Compensatory Financing of Fluctuations in the Cost of Cereal Imports: Review

1. The Executive Board has conducted a review in accordance with paragraph 17 of Decision No. 6860-(81/81), adopted May 13, 1981, “Compensatory Financing of Fluctuations in the Cost of Cereal Imports,” and decides to maintain the Decision unchanged.

2. A further review of the Decision at the time when quota increases under the Eighth General Review of Quotas become effective is not called for, but the Decision shall be reviewed prior to its expiration on May 13, 1985.

Decision No. 7490-(83/105)

July 18, 1983

Compensatory Financing of Fluctuations in the Cost of Cereal Imports: Access Limits

(b) The following changes shall be made in paragraphs 9 and 14(a) of Decision No. 6860-(81/81):

  • (i) “125 percent” shall be changed to “105 percent”; and

  • (ii) “100 percent” shall be changed to “83 percent.”

(d) The new percentages of quota under (a), (b), and (c) above shall be reviewed not later than December 31, 1984 and annually thereafter in the light of all relevant factors, including the magnitude of members’ payments problems and developments in the Fund’s liquidity.

Decision No. 7602-(84/3)

January 6, 1984

Buffer Stock Financing Facility: Access Limits

(c) In paragraph 2 of Decision No. 2772-(69/47), as amended, “50 percent” shall be changed to “45 percent.”
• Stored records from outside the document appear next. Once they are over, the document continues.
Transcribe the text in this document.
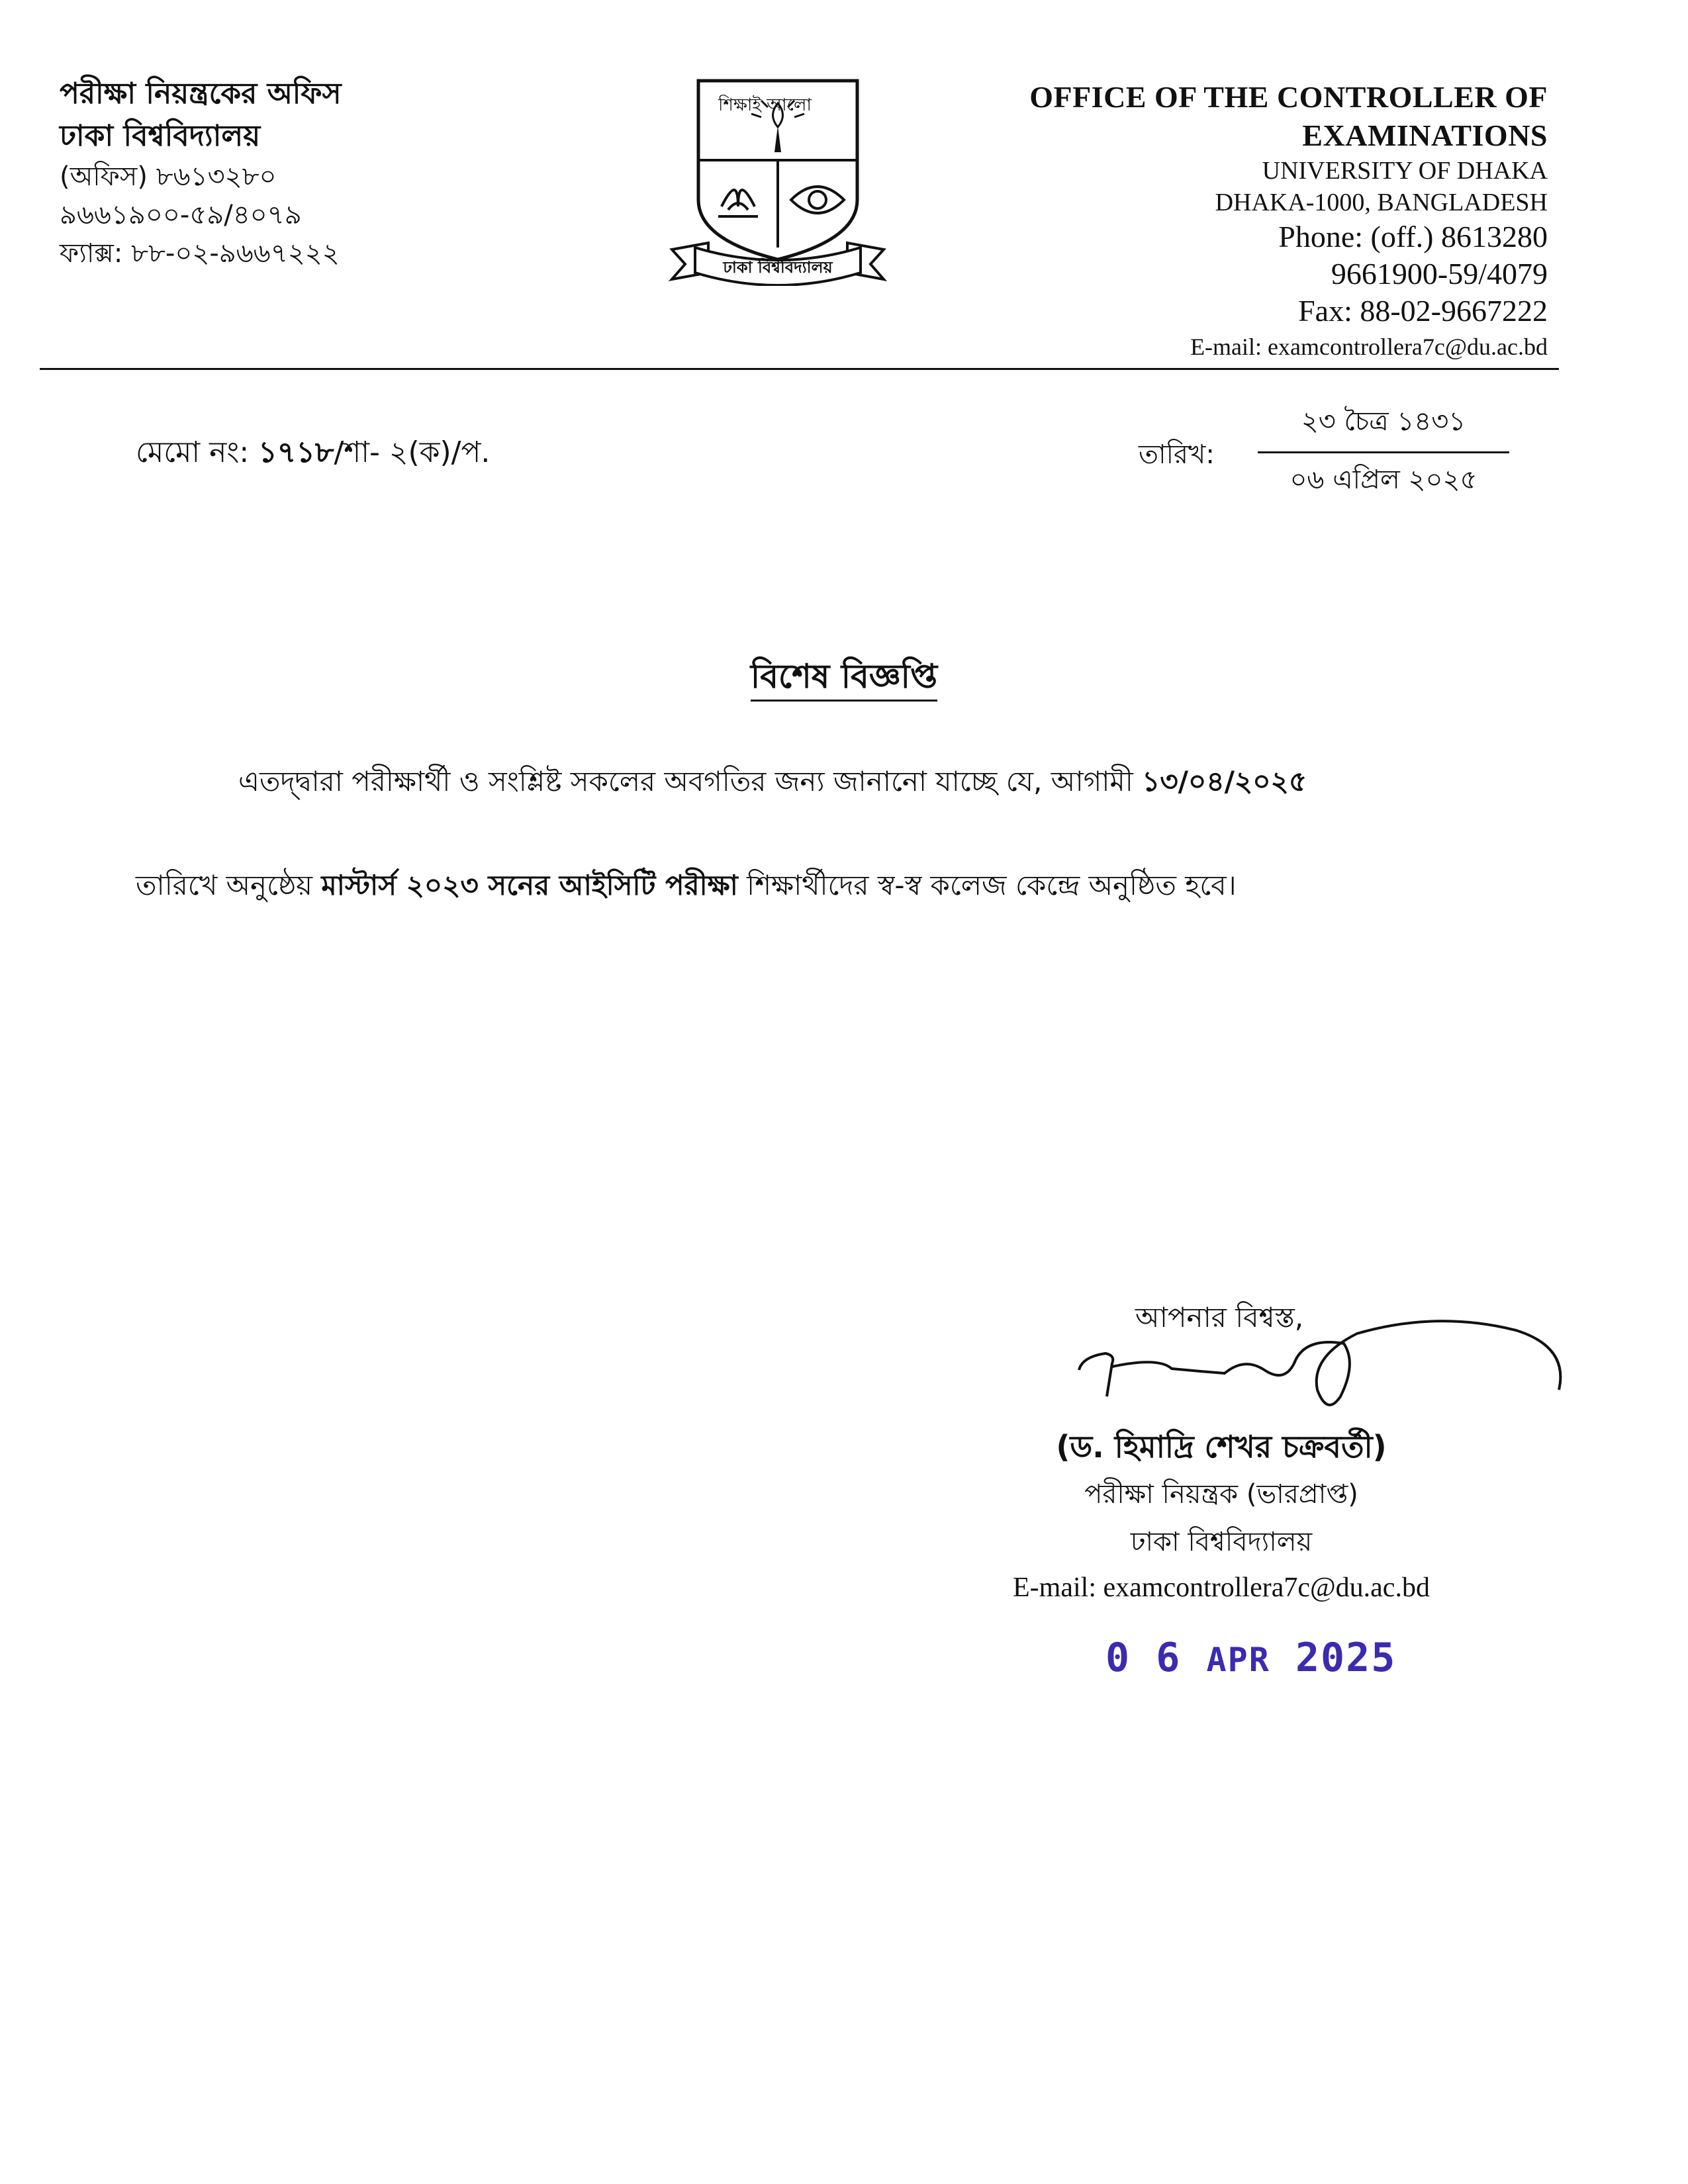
পরীক্ষা নিয়ন্ত্রকের অফিস
ঢাকা বিশ্ববিদ্যালয়
(অফিস) ৮৬১৩২৮০
৯৬৬১৯০০-৫৯/৪০৭৯
ফ্যাক্স: ৮৮-০২-৯৬৬৭২২২
শিক্ষাই আলো
ঢাকা বিশ্ববিদ্যালয়
OFFICE OF THE CONTROLLER OF
EXAMINATIONS
UNIVERSITY OF DHAKA
DHAKA-1000, BANGLADESH
Phone: (off.) 8613280
9661900-59/4079
Fax: 88-02-9667222
E-mail: examcontrollera7c@du.ac.bd
মেমো নং: ১৭১৮/শা- ২(ক)/প.	তারিখ:
২৩ চৈত্র ১৪৩১
০৬ এপ্রিল ২০২৫
বিশেষ বিজ্ঞপ্তি
এতদ্দ্বারা পরীক্ষার্থী ও সংশ্লিষ্ট সকলের অবগতির জন্য জানানো যাচ্ছে যে, আগামী ১৩/০৪/২০২৫
তারিখে অনুষ্ঠেয় মাস্টার্স ২০২৩ সনের আইসিটি পরীক্ষা শিক্ষার্থীদের স্ব-স্ব কলেজ কেন্দ্রে অনুষ্ঠিত হবে।
আপনার বিশ্বস্ত,
(ড. হিমাদ্রি শেখর চক্রবর্তী)
পরীক্ষা নিয়ন্ত্রক (ভারপ্রাপ্ত)
ঢাকা বিশ্ববিদ্যালয়
E-mail: examcontrollera7c@du.ac.bd
0 6 APR 2025
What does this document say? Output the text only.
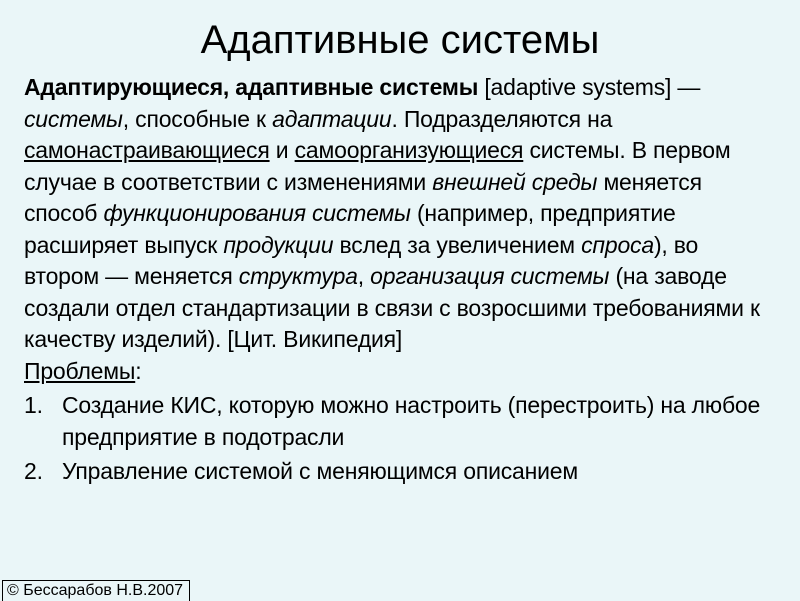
Адаптивные системы

Адаптирующиеся, адаптивные системы [adaptive systems] — системы, способные к адаптации. Подразделяются на самонастраивающиеся и самоорганизующиеся системы. В первом случае в соответствии с изменениями внешней среды меняется способ функционирования системы (например, предприятие расширяет выпуск продукции вслед за увеличением спроса), во втором — меняется структура, организация системы (на заводе создали отдел стандартизации в связи с возросшими требованиями к качеству изделий). [Цит. Википедия]

Проблемы:

1. Создание КИС, которую можно настроить (перестроить) на любое предприятие в подотрасли
2. Управление системой с меняющимся описанием
© Бессарабов Н.В.2007
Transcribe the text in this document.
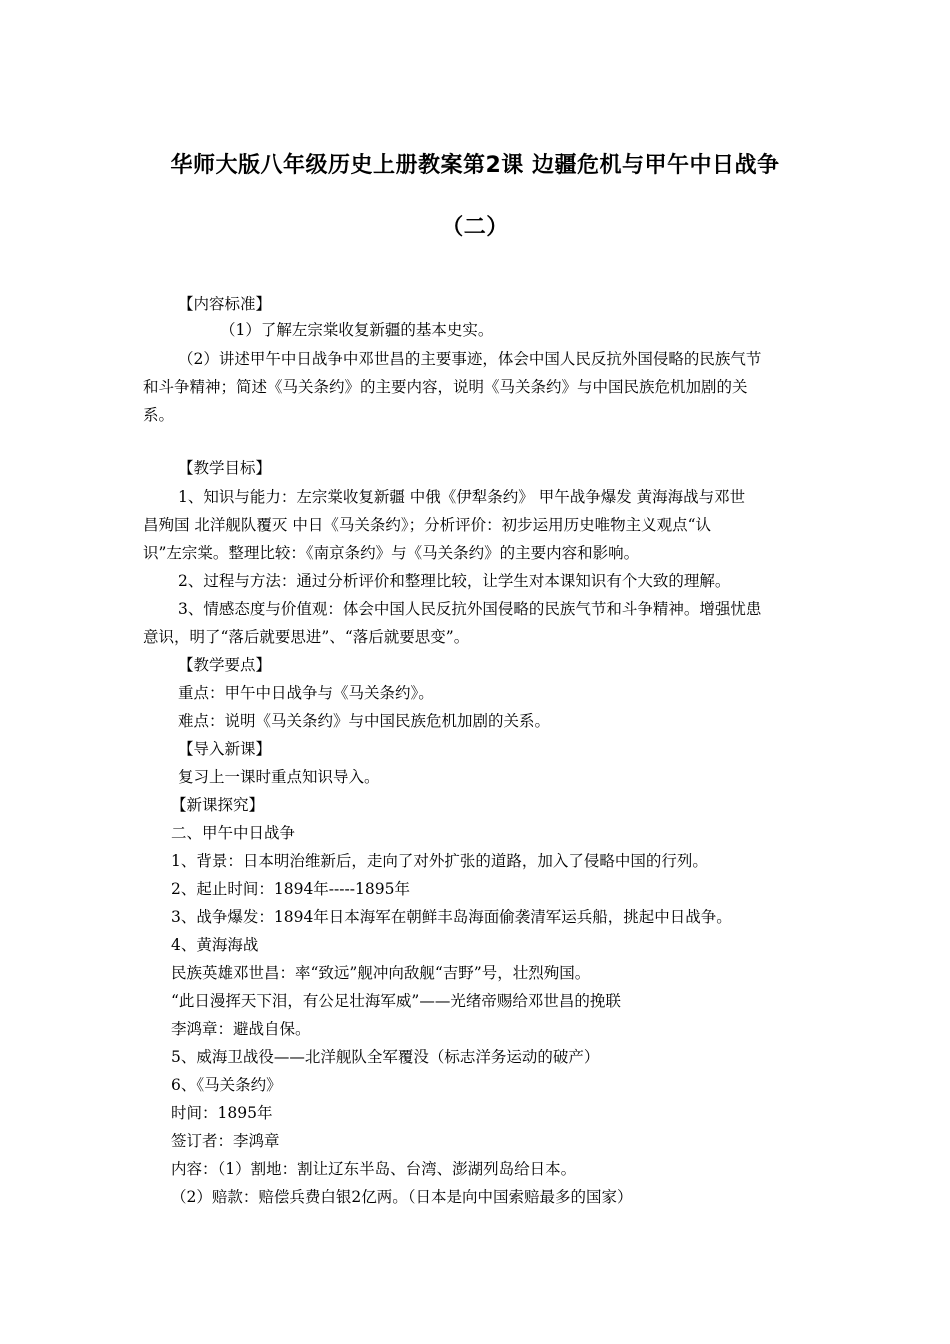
华师大版八年级历史上册教案第2课 边疆危机与甲午中日战争
（二）
【内容标准】
（1）了解左宗棠收复新疆的基本史实。
（2）讲述甲午中日战争中邓世昌的主要事迹，体会中国人民反抗外国侵略的民族气节
和斗争精神；简述《马关条约》的主要内容，说明《马关条约》与中国民族危机加剧的关
系。
【教学目标】
1、知识与能力：左宗棠收复新疆 中俄《伊犁条约》 甲午战争爆发 黄海海战与邓世
昌殉国 北洋舰队覆灭 中日《马关条约》；分析评价：初步运用历史唯物主义观点“认
识”左宗棠。整理比较：《南京条约》与《马关条约》的主要内容和影响。
2、过程与方法：通过分析评价和整理比较，让学生对本课知识有个大致的理解。
3、情感态度与价值观：体会中国人民反抗外国侵略的民族气节和斗争精神。增强忧患
意识，明了“落后就要思进”、“落后就要思变”。
【教学要点】
重点：甲午中日战争与《马关条约》。
难点：说明《马关条约》与中国民族危机加剧的关系。
【导入新课】
复习上一课时重点知识导入。
【新课探究】
二、甲午中日战争
1、背景：日本明治维新后，走向了对外扩张的道路，加入了侵略中国的行列。
2、起止时间：1894年-----1895年
3、战争爆发：1894年日本海军在朝鲜丰岛海面偷袭清军运兵船，挑起中日战争。
4、黄海海战
民族英雄邓世昌：率“致远”舰冲向敌舰“吉野”号，壮烈殉国。
“此日漫挥天下泪，有公足壮海军威”——光绪帝赐给邓世昌的挽联
李鸿章：避战自保。
5、威海卫战役——北洋舰队全军覆没（标志洋务运动的破产）
6、《马关条约》
时间：1895年
签订者：李鸿章
内容：（1）割地：割让辽东半岛、台湾、澎湖列岛给日本。
（2）赔款：赔偿兵费白银2亿两。（日本是向中国索赔最多的国家）
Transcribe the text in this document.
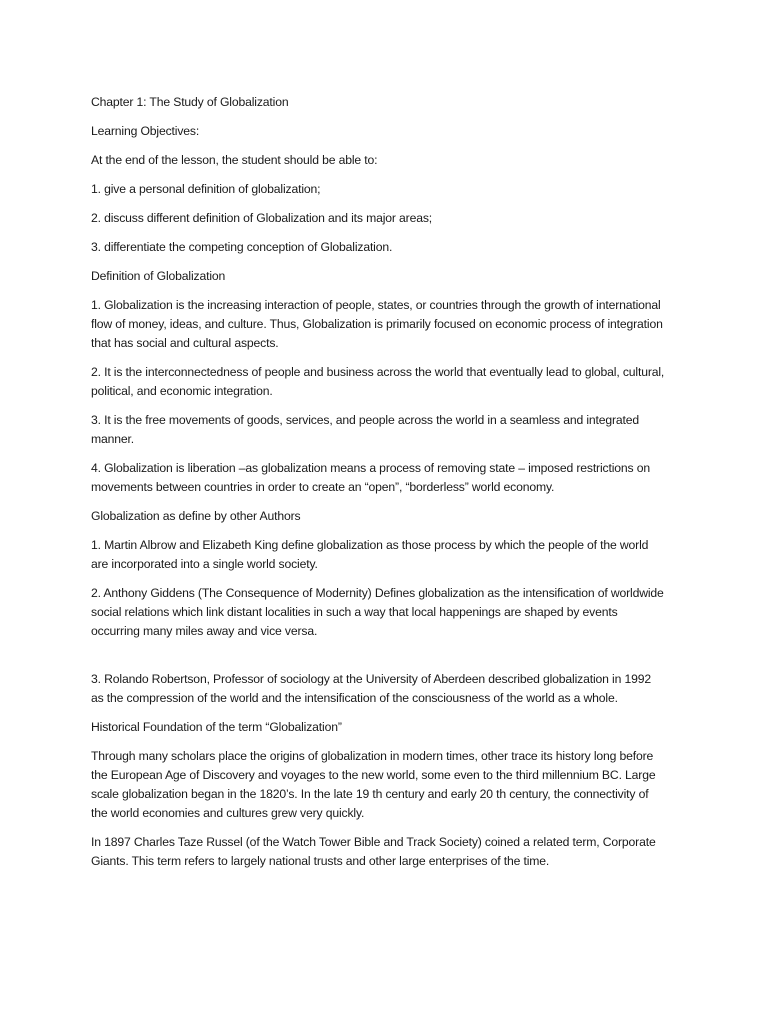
Chapter 1: The Study of Globalization

Learning Objectives:

At the end of the lesson, the student should be able to:

1. give a personal definition of globalization;

2. discuss different definition of Globalization and its major areas;

3. differentiate the competing conception of Globalization.

Definition of Globalization

1. Globalization is the increasing interaction of people, states, or countries through the growth of international flow of money, ideas, and culture. Thus, Globalization is primarily focused on economic process of integration that has social and cultural aspects.

2. It is the interconnectedness of people and business across the world that eventually lead to global, cultural, political, and economic integration.

3. It is the free movements of goods, services, and people across the world in a seamless and integrated manner.

4. Globalization is liberation –as globalization means a process of removing state – imposed restrictions on movements between countries in order to create an “open”, “borderless” world economy.

Globalization as define by other Authors

1. Martin Albrow and Elizabeth King define globalization as those process by which the people of the world are incorporated into a single world society.

2. Anthony Giddens (The Consequence of Modernity) Defines globalization as the intensification of worldwide social relations which link distant localities in such a way that local happenings are shaped by events occurring many miles away and vice versa.

3. Rolando Robertson, Professor of sociology at the University of Aberdeen described globalization in 1992 as the compression of the world and the intensification of the consciousness of the world as a whole.

Historical Foundation of the term “Globalization”

Through many scholars place the origins of globalization in modern times, other trace its history long before the European Age of Discovery and voyages to the new world, some even to the third millennium BC. Large scale globalization began in the 1820’s. In the late 19 th century and early 20 th century, the connectivity of the world economies and cultures grew very quickly.

In 1897 Charles Taze Russel (of the Watch Tower Bible and Track Society) coined a related term, Corporate Giants. This term refers to largely national trusts and other large enterprises of the time.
(d) The new percentages of quota under (a), (b), and (c) above shall be reviewed not later than December 31, 1984 and annually thereafter in the light of all relevant factors, including the magnitude of members’ payments problems and developments in the Fund’s liquidity.

Decision No. 7602-(84/3)

January 6, 1984

Sales of SDRs and Currencies in the General Resources Account: Level of Fund SDR Holdings

In determining the amounts of SDRs to be transferred in purchases under the operational budgets, the Fund will be guided by the aim of reducing the Fund’s SDR holdings to a level of approximately SDR 4.0 billion by May 31, 1985. Prior to April 30, 1985, the Fund will review the level of its SDR holdings to determine whether and to what extent they should be further reduced.